I love the single you did with Fat Joe (“Touch Your Toes”), and I hear it getting played out more and more. How did you get together with someone like Fat Joe?
Most of the time, I kind of do my street hustle to get artists. But that particular song was shopped to me by my manager. I’ve been a fan of Fat Joe since “Flow Joe.”
There’s a lot of that sound now. Ghettoblaster seems more street-oriented — would you say you’re reaching out to that crowd?
When I finished the album, I didn’t even know what to call it. My intention was to have it as a throwback album. When I start an album, I have to set some ground rules. If I don’t, I turn in a bizarre-sounding album! So this was 1985 to ’93. Urban, not rock. Up-tempo soul music. House music, early Chicago stuff, freestyle, hip-house, and club music: Janet Jackson, Shannon, Madonna even.
When’s the Ghettoblaster world-domination tour?
There’s no tour. I like to make music and then put it out and go back to what I was doing before. But it doesn’t work that way, obviously. People want to see you.
I guess once you get to that point, you’re at the top of a certain game.
It all comes down to what you buy. I don’t buy anything, so I don’t have debt, so I don’t have to work if I don’t want to. The majority of the other people in my field, they don’t have that choice. They buy houses in different countries, they buy expensive cars, they go crazy. I don’t buy anything, so I can afford to do nothing.
You mentioned freestyle — “I Want Your Soul” is another one of my favorites. Where is that sample from?
From around ’85, Siedah Garrett’s “Do You Want It Right Now?” It was actually from a movie called Fast Forward. It was kind of like a dance-school hip-hop, but not hip-hop. Like in [the 1984 film] Breakin’, when they battle in a nightclub, but they’re doing more like, ballet. It’s just, weird.
I gotta go rent that.
Yeah, it’s pretty funny. It’s a sound I was shooting for — it’s soul, but it’s not. It’s not house music. It’s not exactly freestyle, either. It’s what mainstream dance was at the time, but I make it bigger. ’Cause a lot of the sound of that time was flatter than today. With the technology of today, you can make it more lush.
How did The Loft come to be? What was it, in your words, and how did it become such a success?
The Loft was a club that was open 2 to 8 am, where the Hard Rock Café is now. Back then it was a private-membership club. When I came in, they had just reopened it, and I went to the Loft and it was a bunch of old people, there was no youth element. And without youth injection, what do you got? You’re just sustaining a lifestyle.
So how did you get the kids to stay up? What did you do differently?

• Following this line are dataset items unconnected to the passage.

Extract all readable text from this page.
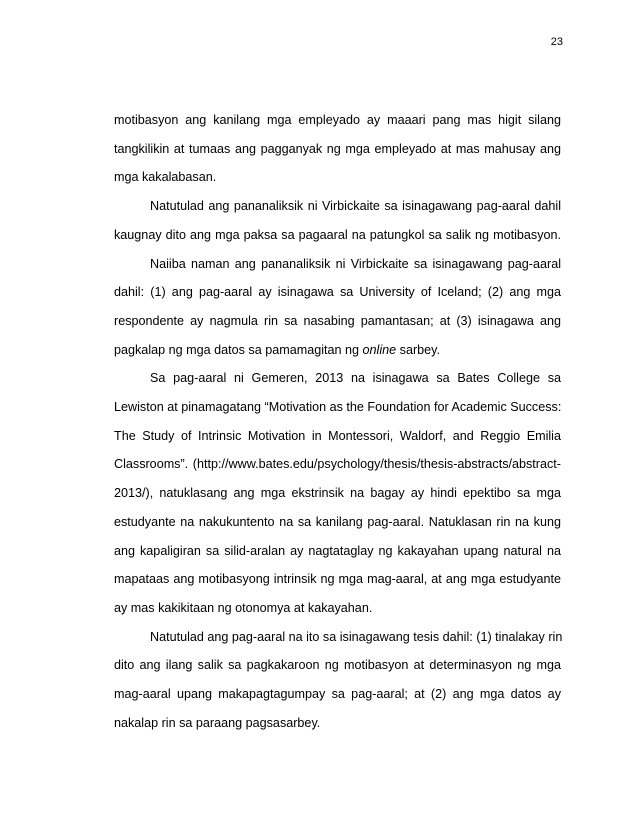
23
motibasyon ang kanilang mga empleyado ay maaari pang mas higit silang
tangkilikin at tumaas ang pagganyak ng mga empleyado at mas mahusay ang
mga kakalabasan.
Natutulad ang pananaliksik ni Virbickaite sa isinagawang pag-aaral dahil
kaugnay dito ang mga paksa sa pagaaral na patungkol sa salik ng motibasyon.
Naiiba naman ang pananaliksik ni Virbickaite sa isinagawang pag-aaral
dahil: (1) ang pag-aaral ay isinagawa sa University of Iceland; (2) ang mga
respondente ay nagmula rin sa nasabing pamantasan; at (3) isinagawa ang
pagkalap ng mga datos sa pamamagitan ng online sarbey.
Sa pag-aaral ni Gemeren, 2013 na isinagawa sa Bates College sa
Lewiston at pinamagatang “Motivation as the Foundation for Academic Success:
The Study of Intrinsic Motivation in Montessori, Waldorf, and Reggio Emilia
Classrooms”. (http://www.bates.edu/psychology/thesis/thesis-abstracts/abstract-
2013/), natuklasang ang mga ekstrinsik na bagay ay hindi epektibo sa mga
estudyante na nakukuntento na sa kanilang pag-aaral. Natuklasan rin na kung
ang kapaligiran sa silid-aralan ay nagtataglay ng kakayahan upang natural na
mapataas ang motibasyong intrinsik ng mga mag-aaral, at ang mga estudyante
ay mas kakikitaan ng otonomya at kakayahan.
Natutulad ang pag-aaral na ito sa isinagawang tesis dahil: (1) tinalakay rin
dito ang ilang salik sa pagkakaroon ng motibasyon at determinasyon ng mga
mag-aaral upang makapagtagumpay sa pag-aaral; at (2) ang mga datos ay
nakalap rin sa paraang pagsasarbey.
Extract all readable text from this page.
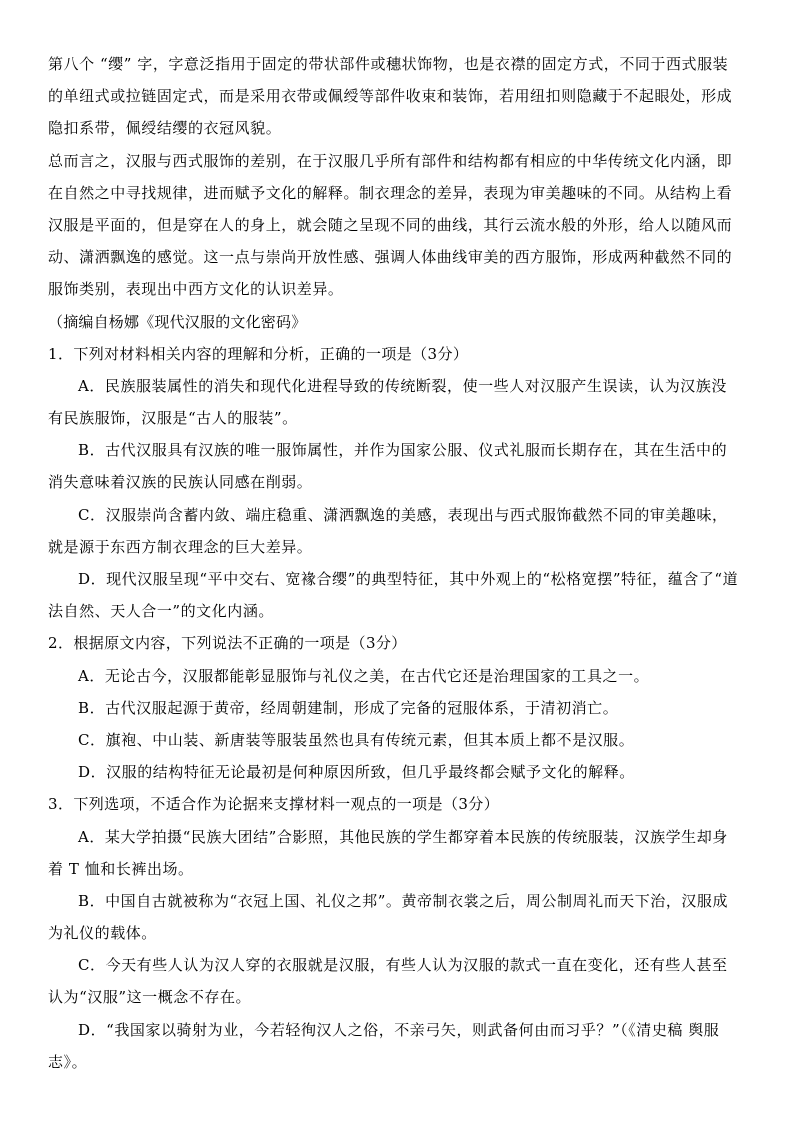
第八个 “缨” 字，字意泛指用于固定的带状部件或穗状饰物，也是衣襟的固定方式，不同于西式服装
的单纽式或拉链固定式，而是采用衣带或佩绶等部件收束和装饰，若用纽扣则隐藏于不起眼处，形成
隐扣系带，佩绶结缨的衣冠风貌。
总而言之，汉服与西式服饰的差别，在于汉服几乎所有部件和结构都有相应的中华传统文化内涵，即
在自然之中寻找规律，进而赋予文化的解释。制衣理念的差异，表现为审美趣味的不同。从结构上看
汉服是平面的，但是穿在人的身上，就会随之呈现不同的曲线，其行云流水般的外形，给人以随风而
动、潇洒飘逸的感觉。这一点与崇尚开放性感、强调人体曲线审美的西方服饰，形成两种截然不同的
服饰类别，表现出中西方文化的认识差异。
（摘编自杨娜《现代汉服的文化密码》
1．下列对材料相关内容的理解和分析，正确的一项是（3分）
A．民族服装属性的消失和现代化进程导致的传统断裂，使一些人对汉服产生误读，认为汉族没
有民族服饰，汉服是“古人的服装”。
B．古代汉服具有汉族的唯一服饰属性，并作为国家公服、仪式礼服而长期存在，其在生活中的
消失意味着汉族的民族认同感在削弱。
C．汉服崇尚含蓄内敛、端庄稳重、潇洒飘逸的美感，表现出与西式服饰截然不同的审美趣味，
就是源于东西方制衣理念的巨大差异。
D．现代汉服呈现“平中交右、宽褖合缨”的典型特征，其中外观上的“松格宽摆”特征，蕴含了“道
法自然、天人合一”的文化内涵。
2．根据原文内容，下列说法不正确的一项是（3分）
A．无论古今，汉服都能彰显服饰与礼仪之美，在古代它还是治理国家的工具之一。
B．古代汉服起源于黄帝，经周朝建制，形成了完备的冠服体系，于清初消亡。
C．旗袍、中山装、新唐装等服装虽然也具有传统元素，但其本质上都不是汉服。
D．汉服的结构特征无论最初是何种原因所致，但几乎最终都会赋予文化的解释。
3．下列选项，不适合作为论据来支撑材料一观点的一项是（3分）
A．某大学拍摄“民族大团结”合影照，其他民族的学生都穿着本民族的传统服装，汉族学生却身
着 T 恤和长裤出场。
B．中国自古就被称为“衣冠上国、礼仪之邦”。黄帝制衣裳之后，周公制周礼而天下治，汉服成
为礼仪的载体。
C．今天有些人认为汉人穿的衣服就是汉服，有些人认为汉服的款式一直在变化，还有些人甚至
认为“汉服”这一概念不存在。
D．“我国家以骑射为业，今若轻徇汉人之俗，不亲弓矢，则武备何由而习乎？”（《清史稿 舆服
志》。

At the time, 1991, the whole rave thing was taking off — I mean it was taking off, and a good friend of mine, Tom Mello, was doing 15,000 people in some building in Massachusetts with rave DJs, and I was like, “You know, I have two floors at the Loft, you can use the top floor,” and he was like, “Oh word, that’s cool.” And I was like, “Bring all your rave DJs and we’ll make it work.”
So you had rave music on the top floor and more of a deep-house vibe downstairs?

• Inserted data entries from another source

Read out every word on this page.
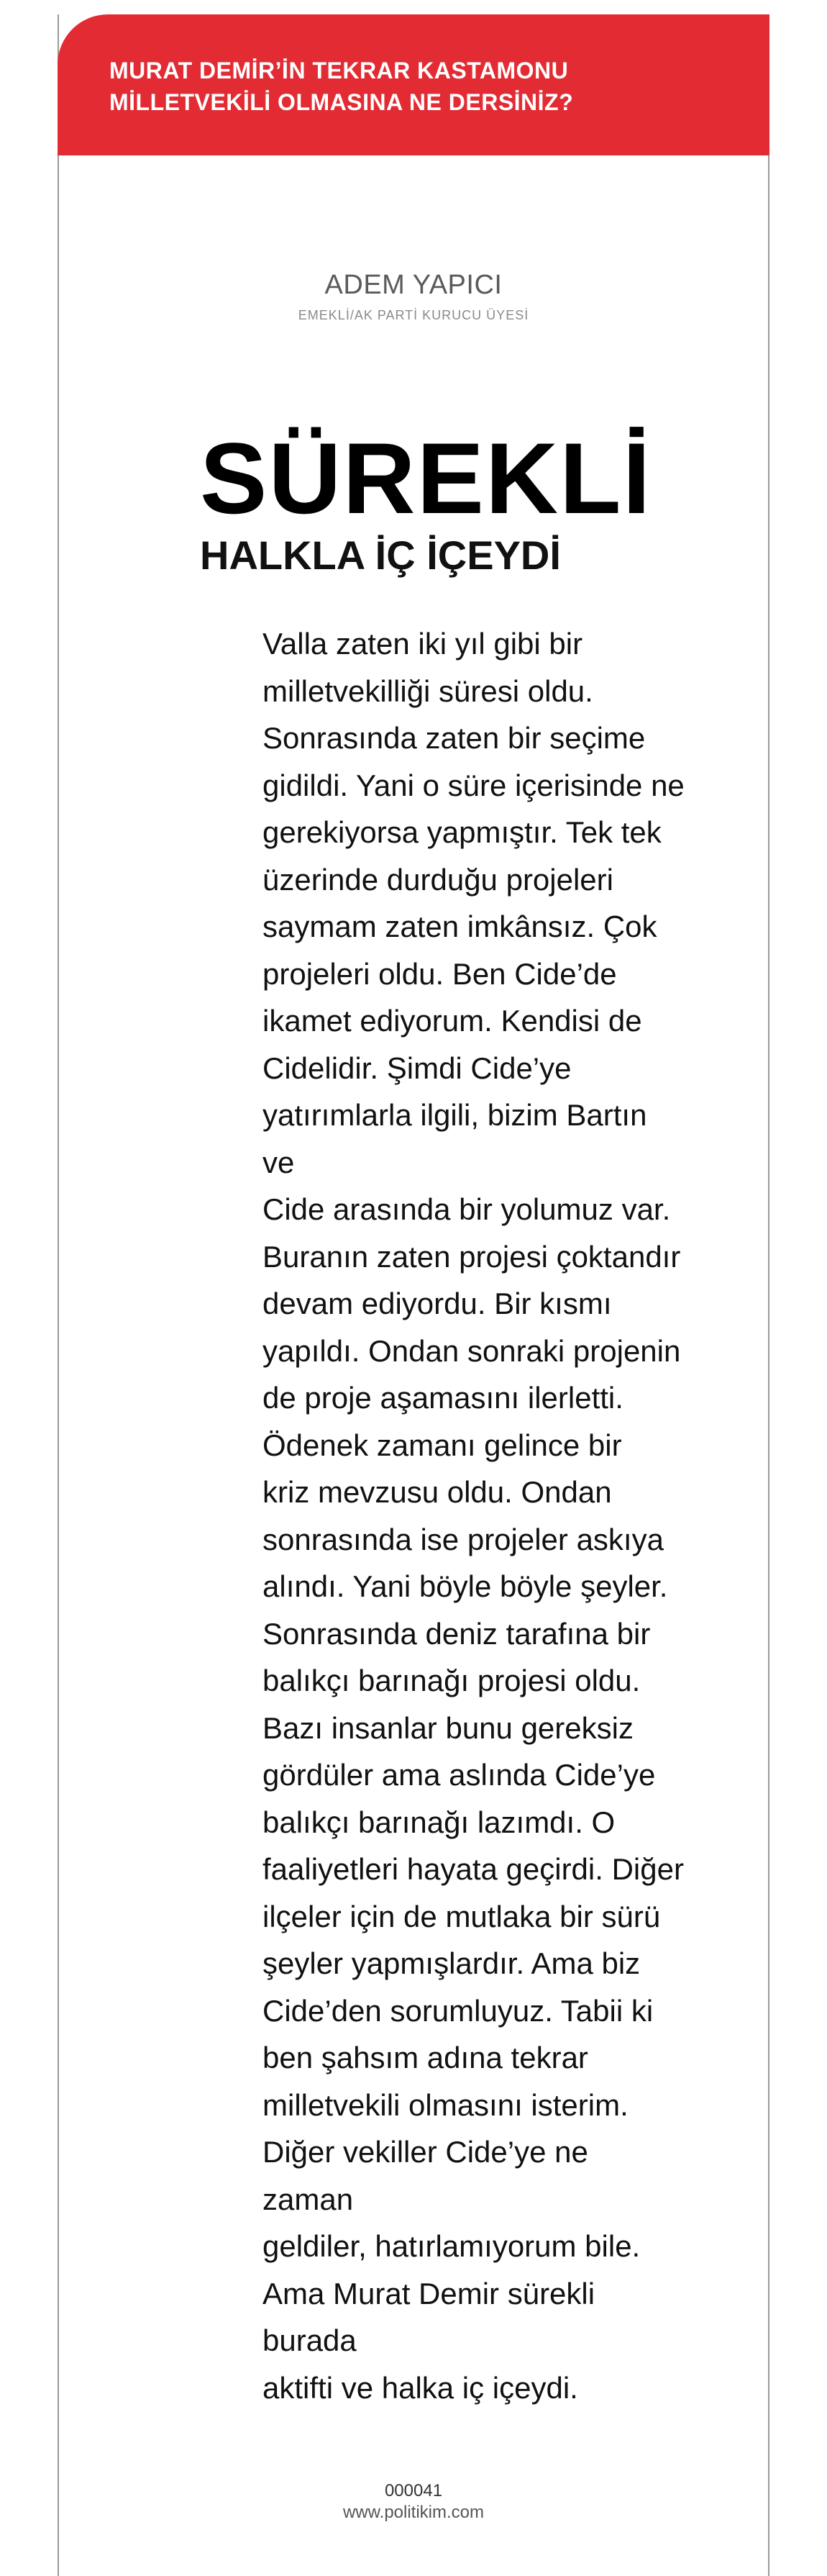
MURAT DEMİR’İN TEKRAR KASTAMONU
MİLLETVEKİLİ OLMASINA NE DERSİNİZ?

ADEM YAPICI
EMEKLİ/AK PARTİ KURUCU ÜYESİ
SÜREKLİ
HALKLA İÇ İÇEYDİ

Valla zaten iki yıl gibi bir
milletvekilliği süresi oldu.
Sonrasında zaten bir seçime
gidildi. Yani o süre içerisinde ne
gerekiyorsa yapmıştır. Tek tek
üzerinde durduğu projeleri
saymam zaten imkânsız. Çok
projeleri oldu. Ben Cide’de
ikamet ediyorum. Kendisi de
Cidelidir. Şimdi Cide’ye
yatırımlarla ilgili, bizim Bartın ve
Cide arasında bir yolumuz var.
Buranın zaten projesi çoktandır
devam ediyordu. Bir kısmı
yapıldı. Ondan sonraki projenin
de proje aşamasını ilerletti.
Ödenek zamanı gelince bir
kriz mevzusu oldu. Ondan
sonrasında ise projeler askıya
alındı. Yani böyle böyle şeyler.
Sonrasında deniz tarafına bir
balıkçı barınağı projesi oldu.
Bazı insanlar bunu gereksiz
gördüler ama aslında Cide’ye
balıkçı barınağı lazımdı. O
faaliyetleri hayata geçirdi. Diğer
ilçeler için de mutlaka bir sürü
şeyler yapmışlardır. Ama biz
Cide’den sorumluyuz. Tabii ki
ben şahsım adına tekrar
milletvekili olmasını isterim.
Diğer vekiller Cide’ye ne zaman
geldiler, hatırlamıyorum bile.
Ama Murat Demir sürekli burada
aktifti ve halka iç içeydi.

000041
www.politikim.com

That’s why the Loft became what it was. And the thing that was more silly was the Loft itself. The men’s bathroom was in the back of the house floor, but the women’s bathroom was in the back of the rave room. And I’d watch the ghetto girls come in, and they wouldn’t go pee! They were scared to walk through a bunch of kids with glowsticks and go into the bathroom! Obviously, in a couple months’ time, the floors intermixed. The rave people were probably afraid of the house floor, period! But later the kids from the house floor would go upstairs at 2 or 3 and be buggin’ out to early jungle or drum ’n’ bass. We smashed together two people that didn’t mix.